Die Hexe lachte auf. »Der war echt gut! Möchtest du mir ernsthaft weismachen, dass, wenn du gewusst hättest, dass deine Wünsche sich erfüllen würden, du den ersten Punkt auf deiner bescheidenen Liste weggelassen hättest? Mal ehrlich, das ist Bockmist, denn dann würde heute nämlich alles, was dich glücklich macht, nicht existieren, da du ohne die Beseitigung deines sadistischen Ehemanns nie und nimmer in diesem trauten Heim in London leben würdest.«

Betroffen schwieg ihr Gegenüber. Die Hexe nickte bestätigend und sprach ruhig weiter: »Und du wünschst deiner Mutter ebenso die Freiheit. Verständlich. Ich meine, allzu viele Jahre bleiben ihr ja nicht mehr, um dieses Leben zu genießen.«

 

Was nun folgte, war ein hin- und herschieben von Argumenten und ethischen Grundsätzen von Seiten Annabelles. Irgendwann klatschte die Alte in die Hände und meinte: »Kindchen, wir können diese äußerst ermüdende Diskussion stundenlang fortführen, Tatsache bleibt, dass deine geliebte Mutter ihn niemals freiwillig verlassen wird. War bei dir ja dasselbe? Fazit – möchtest du deiner Mom die Freiheit schenken, muss er …«, sie machte mit beiden Händen eine Schiebebewegung, »entsorgt werden! Ende der Diskussion.«

»Du bist grausam!«

»Ich bin grausam?«, empörte sich Cassandra. »Hab ich versucht, aus deiner Mutter herauszuprügeln, was ihre Tochter für dieses Appartement bezahlt hat?«

Nun schrie Annabelle entsetzt auf.

»Aber sie hat eisern geschwiegen. Sie liebt dich innig, Anny.« Und nach einer Pause: »Ich bin keinesfalls grausam. Okay, meine Wortwahl kann man nicht unbedingt als diplomatisch bezeichnen«, gestand sie ein und kramte eine alte Taschenuhr hervor, klappte sie auf und tippte auf das Ziffernblatt. »O-oh, schon so spät.« Sie nickte Annabelle zu, die an der Ablage lehnte und die leere Kaffeetasse in den Händen herumdrehte. »Brauchst dich ja nicht gleich zu entscheiden.« Und mit einem Lächeln merkte sie an: »Aber falls du deiner Mutter dieses Geschenk machen willst, verspreche ich dir, dass dein Vater nicht leiden wird.« Sie stand auf. »Wann fängst du an zu schreiben?«

»Schreiben?«, wiederholte sie irritiert.

Die Alte tippte mit den Fingern auf der Küchenbar herum. »Schreiben. In die Tasten hauen. Die Feder ins Tintenfass tauchen.«

»Ach so … Morgen?«

»Perfekt! Morgen ist Freitag, dann hätten wir noch diese Woche alle Punkte auf deiner Liste erfüllt und ich kann mir nächste Woche einen Tag Urlaub genehmigen.« Sie stupste mit dem Finger an Annabelles Schultern und raunte: »In diesem Traumkörper.«

Perplex öffnete Annabelle den Mund, ohne dass sie ein Wort herausbrachte.

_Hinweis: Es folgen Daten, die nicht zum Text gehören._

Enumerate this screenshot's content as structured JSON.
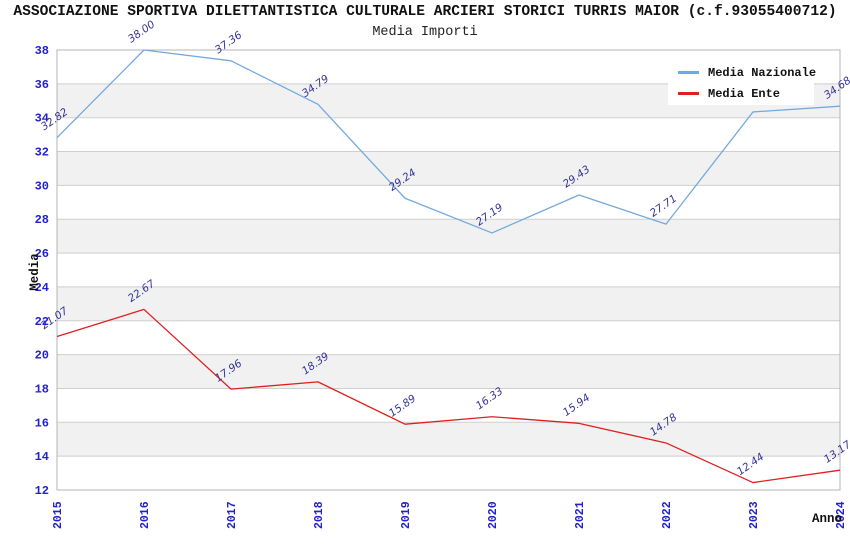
{
  "page_background": "#ffffff",
  "chart_data": {
    "type": "line",
    "title": "ASSOCIAZIONE SPORTIVA DILETTANTISTICA CULTURALE ARCIERI STORICI TURRIS MAIOR (c.f.93055400712)",
    "subtitle": "Media Importi",
    "xlabel": "Anno",
    "ylabel": "Media",
    "categories": [
      "2015",
      "2016",
      "2017",
      "2018",
      "2019",
      "2020",
      "2021",
      "2022",
      "2023",
      "2024"
    ],
    "ylim": [
      12,
      38
    ],
    "ytick_step": 2,
    "yticks": [
      "12",
      "14",
      "16",
      "18",
      "20",
      "22",
      "24",
      "26",
      "28",
      "30",
      "32",
      "34",
      "36",
      "38"
    ],
    "grid": true,
    "legend_position": "top-right",
    "series": [
      {
        "name": "Media Nazionale",
        "color": "#74a9df",
        "values": [
          32.82,
          38.0,
          37.36,
          34.79,
          29.24,
          27.19,
          29.43,
          27.71,
          34.34,
          34.68
        ],
        "labels": [
          "32.82",
          "38.00",
          "37.36",
          "34.79",
          "29.24",
          "27.19",
          "29.43",
          "27.71",
          "34.34",
          "34.68"
        ]
      },
      {
        "name": "Media Ente",
        "color": "#e02020",
        "values": [
          21.07,
          22.67,
          17.96,
          18.39,
          15.89,
          16.33,
          15.94,
          14.78,
          12.44,
          13.17
        ],
        "labels": [
          "21.07",
          "22.67",
          "17.96",
          "18.39",
          "15.89",
          "16.33",
          "15.94",
          "14.78",
          "12.44",
          "13.17"
        ]
      }
    ],
    "colors": {
      "tick_label": "#2222cc",
      "value_label": "#333399",
      "band_gray": "#f1f1f1",
      "gridline": "#cfcfcf",
      "plot_border": "#b4b4b4"
    }
  }
}
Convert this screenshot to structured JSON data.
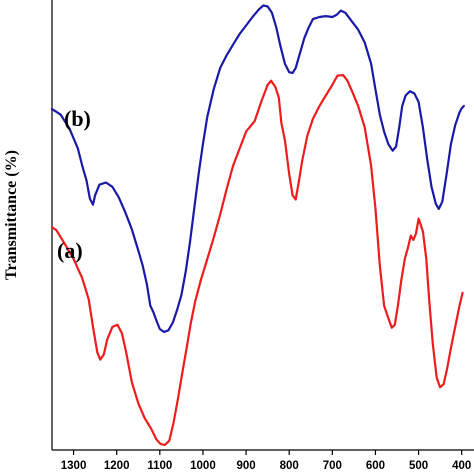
{
  "chart_data": {
    "type": "line",
    "title": "",
    "xlabel": "",
    "ylabel": "Transmittance (%)",
    "xlim": [
      1350,
      390
    ],
    "x_reversed": true,
    "x_ticks": [
      1300,
      1200,
      1100,
      1000,
      900,
      800,
      700,
      600,
      500,
      400
    ],
    "y_ticks": [],
    "grid": false,
    "series": [
      {
        "name": "(b)",
        "color": "#1a1aa8",
        "points": [
          [
            1350,
            75.3
          ],
          [
            1330,
            74.0
          ],
          [
            1310,
            70.8
          ],
          [
            1290,
            66.0
          ],
          [
            1280,
            62.0
          ],
          [
            1270,
            58.5
          ],
          [
            1262,
            54.2
          ],
          [
            1255,
            52.8
          ],
          [
            1250,
            55.0
          ],
          [
            1240,
            57.5
          ],
          [
            1225,
            58.0
          ],
          [
            1210,
            57.0
          ],
          [
            1195,
            54.5
          ],
          [
            1180,
            51.0
          ],
          [
            1165,
            47.0
          ],
          [
            1150,
            42.0
          ],
          [
            1140,
            38.5
          ],
          [
            1130,
            34.0
          ],
          [
            1122,
            29.0
          ],
          [
            1115,
            27.5
          ],
          [
            1108,
            25.5
          ],
          [
            1100,
            23.5
          ],
          [
            1090,
            22.8
          ],
          [
            1080,
            23.2
          ],
          [
            1070,
            25.0
          ],
          [
            1060,
            28.0
          ],
          [
            1050,
            31.5
          ],
          [
            1040,
            37.0
          ],
          [
            1030,
            44.0
          ],
          [
            1020,
            52.0
          ],
          [
            1010,
            60.0
          ],
          [
            1000,
            67.0
          ],
          [
            990,
            73.5
          ],
          [
            975,
            80.0
          ],
          [
            960,
            85.0
          ],
          [
            945,
            88.0
          ],
          [
            930,
            90.5
          ],
          [
            915,
            93.0
          ],
          [
            900,
            95.0
          ],
          [
            885,
            97.0
          ],
          [
            870,
            98.8
          ],
          [
            860,
            99.7
          ],
          [
            850,
            99.5
          ],
          [
            840,
            98.0
          ],
          [
            830,
            94.5
          ],
          [
            820,
            90.0
          ],
          [
            810,
            86.0
          ],
          [
            800,
            84.0
          ],
          [
            792,
            83.8
          ],
          [
            785,
            85.0
          ],
          [
            775,
            88.5
          ],
          [
            765,
            92.0
          ],
          [
            755,
            94.5
          ],
          [
            745,
            96.5
          ],
          [
            730,
            97.0
          ],
          [
            715,
            97.2
          ],
          [
            700,
            97.0
          ],
          [
            690,
            97.5
          ],
          [
            680,
            98.5
          ],
          [
            670,
            98.0
          ],
          [
            655,
            96.0
          ],
          [
            640,
            94.0
          ],
          [
            625,
            91.0
          ],
          [
            610,
            86.0
          ],
          [
            600,
            80.0
          ],
          [
            590,
            74.0
          ],
          [
            580,
            70.0
          ],
          [
            570,
            67.0
          ],
          [
            560,
            65.5
          ],
          [
            552,
            66.5
          ],
          [
            545,
            71.0
          ],
          [
            538,
            76.0
          ],
          [
            530,
            78.5
          ],
          [
            520,
            79.5
          ],
          [
            510,
            79.0
          ],
          [
            500,
            77.0
          ],
          [
            490,
            71.0
          ],
          [
            480,
            63.5
          ],
          [
            470,
            57.0
          ],
          [
            460,
            53.0
          ],
          [
            453,
            51.8
          ],
          [
            445,
            53.5
          ],
          [
            435,
            60.0
          ],
          [
            425,
            67.0
          ],
          [
            415,
            71.5
          ],
          [
            405,
            74.5
          ],
          [
            400,
            75.5
          ],
          [
            395,
            76.0
          ]
        ]
      },
      {
        "name": "(a)",
        "color": "#ee1c1c",
        "points": [
          [
            1350,
            47.5
          ],
          [
            1340,
            46.8
          ],
          [
            1320,
            43.5
          ],
          [
            1300,
            40.0
          ],
          [
            1280,
            35.5
          ],
          [
            1265,
            30.5
          ],
          [
            1255,
            24.0
          ],
          [
            1245,
            18.0
          ],
          [
            1238,
            16.3
          ],
          [
            1230,
            17.5
          ],
          [
            1222,
            21.0
          ],
          [
            1210,
            24.0
          ],
          [
            1198,
            24.5
          ],
          [
            1188,
            22.5
          ],
          [
            1178,
            18.0
          ],
          [
            1165,
            11.0
          ],
          [
            1150,
            6.0
          ],
          [
            1135,
            2.5
          ],
          [
            1120,
            0.0
          ],
          [
            1108,
            -2.5
          ],
          [
            1098,
            -3.6
          ],
          [
            1088,
            -3.8
          ],
          [
            1078,
            -2.8
          ],
          [
            1068,
            1.5
          ],
          [
            1058,
            7.0
          ],
          [
            1048,
            13.0
          ],
          [
            1038,
            19.0
          ],
          [
            1028,
            25.0
          ],
          [
            1018,
            30.0
          ],
          [
            1005,
            35.0
          ],
          [
            990,
            40.0
          ],
          [
            975,
            45.0
          ],
          [
            960,
            50.5
          ],
          [
            945,
            56.5
          ],
          [
            930,
            62.0
          ],
          [
            915,
            66.0
          ],
          [
            900,
            70.0
          ],
          [
            880,
            72.5
          ],
          [
            865,
            77.0
          ],
          [
            850,
            81.0
          ],
          [
            842,
            82.0
          ],
          [
            832,
            80.5
          ],
          [
            824,
            78.0
          ],
          [
            818,
            72.0
          ],
          [
            810,
            68.0
          ],
          [
            800,
            60.0
          ],
          [
            792,
            55.0
          ],
          [
            785,
            54.0
          ],
          [
            778,
            58.0
          ],
          [
            770,
            63.0
          ],
          [
            758,
            69.0
          ],
          [
            745,
            73.0
          ],
          [
            730,
            76.0
          ],
          [
            715,
            78.5
          ],
          [
            700,
            81.0
          ],
          [
            688,
            83.2
          ],
          [
            675,
            83.3
          ],
          [
            665,
            82.0
          ],
          [
            652,
            79.0
          ],
          [
            640,
            76.0
          ],
          [
            625,
            71.0
          ],
          [
            610,
            62.0
          ],
          [
            600,
            52.0
          ],
          [
            590,
            38.5
          ],
          [
            580,
            29.0
          ],
          [
            570,
            26.0
          ],
          [
            562,
            23.8
          ],
          [
            555,
            24.5
          ],
          [
            548,
            29.0
          ],
          [
            540,
            35.0
          ],
          [
            532,
            40.0
          ],
          [
            525,
            42.5
          ],
          [
            518,
            45.5
          ],
          [
            512,
            44.5
          ],
          [
            506,
            46.0
          ],
          [
            500,
            49.5
          ],
          [
            490,
            46.5
          ],
          [
            482,
            40.0
          ],
          [
            475,
            30.0
          ],
          [
            467,
            20.0
          ],
          [
            458,
            12.0
          ],
          [
            450,
            9.8
          ],
          [
            442,
            10.5
          ],
          [
            434,
            14.0
          ],
          [
            425,
            19.0
          ],
          [
            415,
            24.0
          ],
          [
            405,
            29.0
          ],
          [
            398,
            32.0
          ]
        ]
      }
    ]
  }
}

»Hast du nächste Woche einen Tag, an dem du Verpflichtungen hast, ich mein, falls du zum Frauenarzt musst oder dergleichen, das kannst du dir gleich abschminken.«

»Nächste Woche … äh … nein, keine Termine.«

»Super! Dann nehme ich den Montag«, sie zwinkerte ihr zu, »ist eine Weile her, seit ich mir einen Urlaub und die damit verbundenen Freuden gönnen konnte. Sagen wir um neun am Morgen?« Und ohne eine Antwort abzuwarten: »Dann bis Montag, bye-bye.«

Cassandra machte auf dem Absatz kehrt und schritt zur Terrassentür. Annabelle hob die Hand und wollte noch etwas sagen, was letztlich aus ihrer Kehle drang war nur ein Krächzen. Dann, ganz leise, sprach sie die Worte aus: »Und was geschieht mit mir in diesen vierundzwanzig Stunden?«

Die Hexe hörte es nicht mehr; sie war bereits verschwunden.

 

 

Das unnachgiebige Klingeln des Telefons riss Annabelle aus dem Schlaf. Randy teilte ihr mit, dass zwei Männer von der Gärtnerei soeben dabei wären, einen ganzen Dschungel aus ihrem Laster zu laden. Er wolle sich bloß vergewissern, dass sie all die Pflanzen bestellt habe. Die Pflanzenlieferung, die hatte sie komplett vergessen! Sie sagte ihm, er solle die Männer mit den Pflanzen nach oben schicken, huschte ins Bad, putzte rasch die Zähne, klatsche sich kaltes Wasser ins Gesicht und fuhr kurz mit der Bürste durchs Haar. Auf dem Weg zur Tür fiel ihr auf, dass sie noch den Pyjama trug, sie rannte ins Schlafzimmer zurück, schlüpfte in den Trainer und rief, als es klopfte: »Eine Minute, bin gleich da!«

Unzählige Male liefen die Männer durch ihre Wohnung, um die Pflanzen auf die Dachterrasse zu bringen, unterdessen ließ Annabelle den Kaffee durchlaufen und erkundigte sich: »Wollen Sie auch einen Kaffee?«

»Nein danke. Tut mir leid, wir müssen weiter.«

Wieder allein, trank sie in aller Ruhe ihren Kaffee und fragte sich, wie sie diese Lieferung hatte vergessen können? Vermutlich, weil sie erst spät ins Bett kam und ihre Gedanken die halbe Nacht um Cassandra und den Montag kreisten. Worauf hatte sie sich da nur eingelassen und war es möglicherweise ein Fehler gewesen? Wobei Fehler unzutreffend war, war sie vielmehr der List der Hexe erlegen. Und nein, sie empfand ihr neues Leben keineswegs als Fehler, das wurde ihr an diesem Morgen erneut bewusst, als die Männer der Gärtnerei sie anstrahlten, obschon sie ungeschminkt und gerade aus dem Bett gekommen war.

Später verteilte sie die Pflanzen in ihrem Appartement, spähte jedoch routinemäßig verstohlen zu ihrem Computer. Nach dem Mittag aß sie eine Kleinigkeit und begab sich anschließend mit einer überdimensionalen Tasse Kaffee und einem Teller voller Schokolade auf die Galerie. Dort stellte sie Tasse und Teller auf den Schreibtisch, platzierte beides drei Mal um und dachte bei sich: Wenn du schon eine kleine Ewigkeit brauchst, um dich zu entscheiden, wo du Kaffee und Schokolade haben möchtest, wie viel Zeit benötigst du dann, um ein Buch zu schreiben?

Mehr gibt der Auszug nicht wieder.